Une place pour les inévitables anecdotes.
Le livre vaut aussi pour les anecdotes, les analyses politiques et les inévitables retours sur le passé. Roselyne Bachelot découvre les ravages fait par le non cumul des mandats qui a contribué largement à couper les élus locaux du pouvoir central et elle a l’honnêteté de faire son mea culpa, elle qui militait pour le non cumul. La rencontre avec le Président, se veut soft même si on sent une réticence sur le style du « jeunot ». Elle a aussi l’occasion de rendre justice à la IVème République pour son bilan trop méconnu de reconstruction de la France dans tous les domaines après la 2ème guerre mondiale. De la part d’une gaulliste, c’est pour le moins inattendu. Sur le mode de la confidence, on apprend que la petite Roselyne trouvait le moyen de se cacher sous la table de la salle à manger pour écouter les conversations quand ses parents recevaient « les comploteurs », à savoir André Malraux, Jacques Chaban-Delmas et autres qui préparaient le retour au pouvoir du Général. On comprend qu’elle occupe une place à part dans le Panthéon gaulliste.
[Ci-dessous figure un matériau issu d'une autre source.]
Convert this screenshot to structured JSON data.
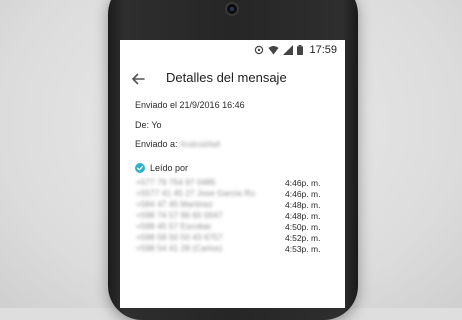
{
  "status_bar": {
    "time": "17:59",
    "icons": [
      "alarm-icon",
      "wifi-icon",
      "signal-icon",
      "battery-icon"
    ]
  },
  "toolbar": {
    "back_icon": "arrow-left-icon",
    "title": "Detalles del mensaje"
  },
  "details": {
    "sent_label": "Enviado el 21/9/2016 16:46",
    "from_label": "De: Yo",
    "sent_to_label": "Enviado a: ",
    "sent_to_value": "Android4all"
  },
  "read_by": {
    "label": "Leído por",
    "icon": "double-check-icon",
    "accent": "#2bb3c9",
    "entries": [
      {
        "name": "+577 79 754 97 0485",
        "time": "4:46p. m."
      },
      {
        "name": "+5577 41 45 27 Jose Garcia Ru",
        "time": "4:46p. m."
      },
      {
        "name": "+584 47 45 Martinez",
        "time": "4:48p. m."
      },
      {
        "name": "+598 74 57 96 60 0047",
        "time": "4:48p. m."
      },
      {
        "name": "+598 45 57 Escobar",
        "time": "4:50p. m."
      },
      {
        "name": "+598 58 50 50 43 6757",
        "time": "4:52p. m."
      },
      {
        "name": "+598 54 41 28 (Carlos)",
        "time": "4:53p. m."
      }
    ]
  }
}
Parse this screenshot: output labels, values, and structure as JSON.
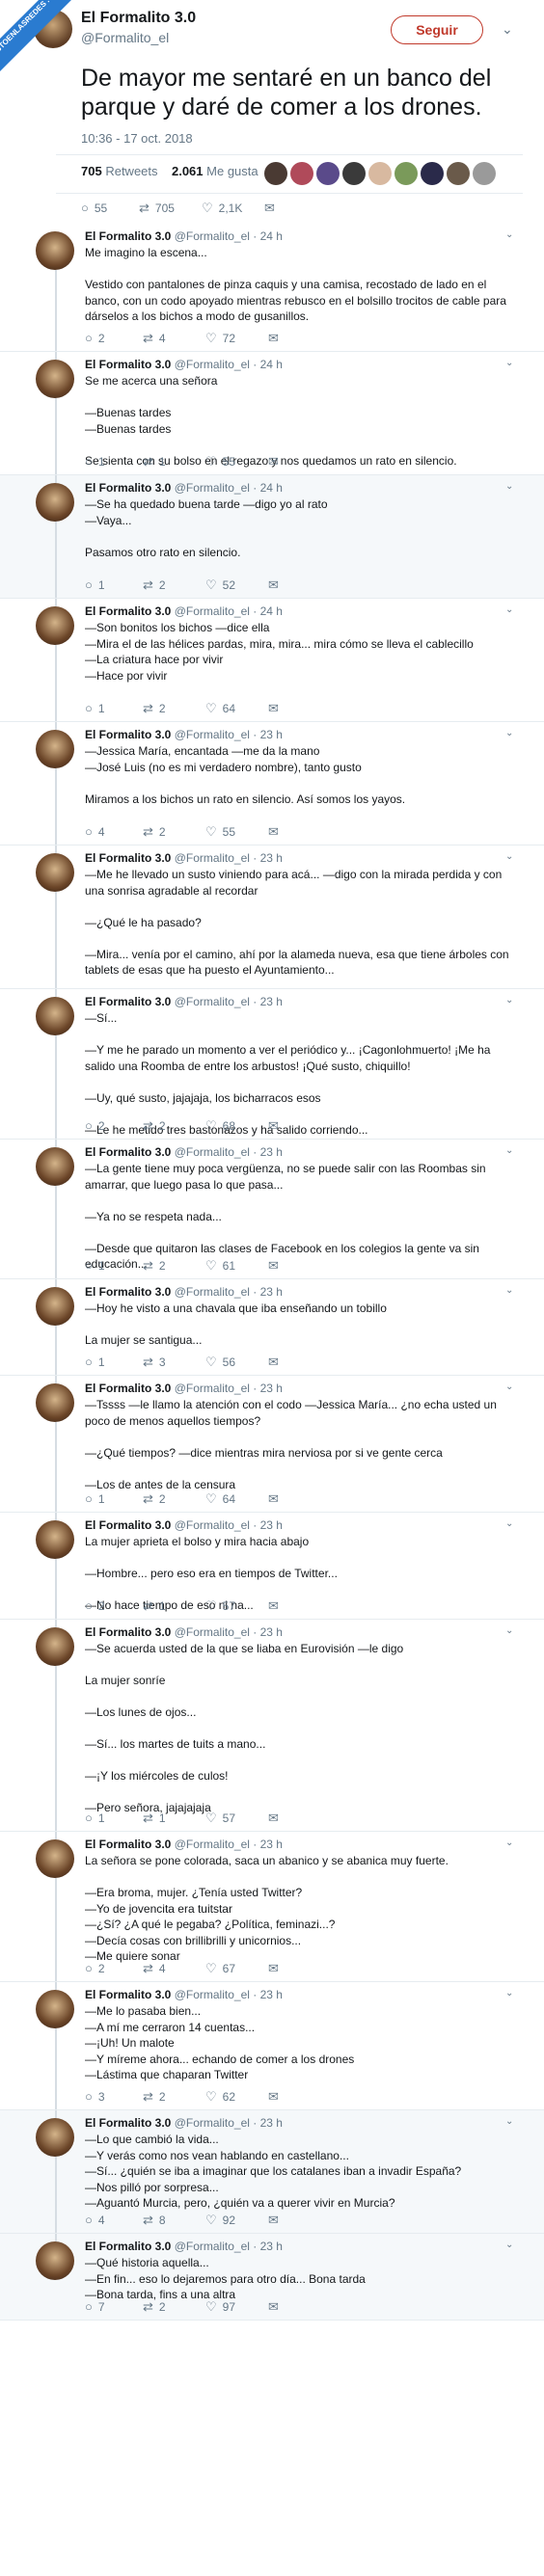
{
  "watermark": "VISTOENLASREDES\n.COM",
  "header": {
    "name": "El Formalito 3.0",
    "handle": "@Formalito_el",
    "follow_label": "Seguir",
    "tweet_text": "De mayor me sentaré en un banco del parque y daré de comer a los drones.",
    "timestamp": "10:36 - 17 oct. 2018",
    "retweets": "705",
    "retweets_label": "Retweets",
    "likes": "2.061",
    "likes_label": "Me gusta",
    "actions": {
      "replies": "55",
      "retweets": "705",
      "likes": "2,1K"
    }
  },
  "replies": [
    {
      "name": "El Formalito 3.0",
      "handle": "@Formalito_el",
      "time": "· 24 h",
      "text": "Me imagino la escena...\n\nVestido con pantalones de pinza caquis y una camisa, recostado de lado en el banco, con un codo apoyado mientras rebusco en el bolsillo trocitos de cable para dárselos a los bichos a modo de gusanillos.",
      "reply_count": "2",
      "retweet_count": "4",
      "like_count": "72"
    },
    {
      "name": "El Formalito 3.0",
      "handle": "@Formalito_el",
      "time": "· 24 h",
      "text": "Se me acerca una señora\n\n—Buenas tardes\n—Buenas tardes\n\nSe sienta con su bolso en el regazo y nos quedamos un rato en silencio.",
      "reply_count": "1",
      "retweet_count": "1",
      "like_count": "55"
    },
    {
      "name": "El Formalito 3.0",
      "handle": "@Formalito_el",
      "time": "· 24 h",
      "text": "—Se ha quedado buena tarde —digo yo al rato\n—Vaya...\n\nPasamos otro rato en silencio.",
      "reply_count": "1",
      "retweet_count": "2",
      "like_count": "52"
    },
    {
      "name": "El Formalito 3.0",
      "handle": "@Formalito_el",
      "time": "· 24 h",
      "text": "—Son bonitos los bichos —dice ella\n—Mira el de las hélices pardas, mira, mira... mira cómo se lleva el cablecillo\n—La criatura hace por vivir\n—Hace por vivir",
      "reply_count": "1",
      "retweet_count": "2",
      "like_count": "64"
    },
    {
      "name": "El Formalito 3.0",
      "handle": "@Formalito_el",
      "time": "· 23 h",
      "text": "—Jessica María, encantada —me da la mano\n—José Luis (no es mi verdadero nombre), tanto gusto\n\nMiramos a los bichos un rato en silencio. Así somos los yayos.",
      "reply_count": "4",
      "retweet_count": "2",
      "like_count": "55"
    },
    {
      "name": "El Formalito 3.0",
      "handle": "@Formalito_el",
      "time": "· 23 h",
      "text": "—Me he llevado un susto viniendo para acá... —digo con la mirada perdida y con una sonrisa agradable al recordar\n\n—¿Qué le ha pasado?\n\n—Mira... venía por el camino, ahí por la alameda nueva, esa que tiene árboles con tablets de esas que ha puesto el Ayuntamiento...",
      "reply_count": "",
      "retweet_count": "",
      "like_count": ""
    },
    {
      "name": "El Formalito 3.0",
      "handle": "@Formalito_el",
      "time": "· 23 h",
      "text": "—Sí...\n\n—Y me he parado un momento a ver el periódico y... ¡Cagonlohmuerto! ¡Me ha salido una Roomba de entre los arbustos! ¡Qué susto, chiquillo!\n\n—Uy, qué susto, jajajaja, los bicharracos esos\n\n—Le he metido tres bastonazos y ha salido corriendo...",
      "reply_count": "2",
      "retweet_count": "2",
      "like_count": "68"
    },
    {
      "name": "El Formalito 3.0",
      "handle": "@Formalito_el",
      "time": "· 23 h",
      "text": "—La gente tiene muy poca vergüenza, no se puede salir con las Roombas sin amarrar, que luego pasa lo que pasa...\n\n—Ya no se respeta nada...\n\n—Desde que quitaron las clases de Facebook en los colegios la gente va sin educación...",
      "reply_count": "1",
      "retweet_count": "2",
      "like_count": "61"
    },
    {
      "name": "El Formalito 3.0",
      "handle": "@Formalito_el",
      "time": "· 23 h",
      "text": "—Hoy he visto a una chavala que iba enseñando un tobillo\n\nLa mujer se santigua...",
      "reply_count": "1",
      "retweet_count": "3",
      "like_count": "56"
    },
    {
      "name": "El Formalito 3.0",
      "handle": "@Formalito_el",
      "time": "· 23 h",
      "text": "—Tssss —le llamo la atención con el codo —Jessica María... ¿no echa usted un poco de menos aquellos tiempos?\n\n—¿Qué tiempos? —dice mientras mira nerviosa por si ve gente cerca\n\n—Los de antes de la censura",
      "reply_count": "1",
      "retweet_count": "2",
      "like_count": "64"
    },
    {
      "name": "El Formalito 3.0",
      "handle": "@Formalito_el",
      "time": "· 23 h",
      "text": "La mujer aprieta el bolso y mira hacia abajo\n\n—Hombre... pero eso era en tiempos de Twitter...\n\n—No hace tiempo de eso ni na...",
      "reply_count": "2",
      "retweet_count": "1",
      "like_count": "57"
    },
    {
      "name": "El Formalito 3.0",
      "handle": "@Formalito_el",
      "time": "· 23 h",
      "text": "—Se acuerda usted de la que se liaba en Eurovisión —le digo\n\nLa mujer sonríe\n\n—Los lunes de ojos...\n\n—Sí... los martes de tuits a mano...\n\n—¡Y los miércoles de culos!\n\n—Pero señora, jajajajaja",
      "reply_count": "1",
      "retweet_count": "1",
      "like_count": "57"
    },
    {
      "name": "El Formalito 3.0",
      "handle": "@Formalito_el",
      "time": "· 23 h",
      "text": "La señora se pone colorada, saca un abanico y se abanica muy fuerte.\n\n—Era broma, mujer. ¿Tenía usted Twitter?\n—Yo de jovencita era tuitstar\n—¿Sí? ¿A qué le pegaba? ¿Política, feminazi...?\n—Decía cosas con brillibrilli y unicornios...\n—Me quiere sonar",
      "reply_count": "2",
      "retweet_count": "4",
      "like_count": "67"
    },
    {
      "name": "El Formalito 3.0",
      "handle": "@Formalito_el",
      "time": "· 23 h",
      "text": "—Me lo pasaba bien...\n—A mí me cerraron 14 cuentas...\n—¡Uh! Un malote\n—Y míreme ahora... echando de comer a los drones\n—Lástima que chaparan Twitter",
      "reply_count": "3",
      "retweet_count": "2",
      "like_count": "62"
    },
    {
      "name": "El Formalito 3.0",
      "handle": "@Formalito_el",
      "time": "· 23 h",
      "text": "—Lo que cambió la vida...\n—Y verás como nos vean hablando en castellano...\n—Sí... ¿quién se iba a imaginar que los catalanes iban a invadir España?\n—Nos pilló por sorpresa...\n—Aguantó Murcia, pero, ¿quién va a querer vivir en Murcia?",
      "reply_count": "4",
      "retweet_count": "8",
      "like_count": "92"
    },
    {
      "name": "El Formalito 3.0",
      "handle": "@Formalito_el",
      "time": "· 23 h",
      "text": "—Qué historia aquella...\n—En fin... eso lo dejaremos para otro día... Bona tarda\n—Bona tarda, fins a una altra",
      "reply_count": "7",
      "retweet_count": "2",
      "like_count": "97"
    }
  ]
}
Elle se fait plus ironique quand elle évoque son ancien parti n’hésitant pas à saisir une saillie de Xavier Bertrand refusant de « monter sur le Titanic », en parlant du gouvernement pour comparer avec LR, devenu « radeau de la méduse » pour l’occasion.
Vous l’avez compris, vous ne perdrez pas votre temps à lire cet ouvrage. On ne s’ennuie jamais.
Vous retrouverez Roselyne sur BFM, RTL et Forum Opéra. Elle hante aussi les Grosses têtes…
682 JOURS, le bal des hypocrites, chez Plon.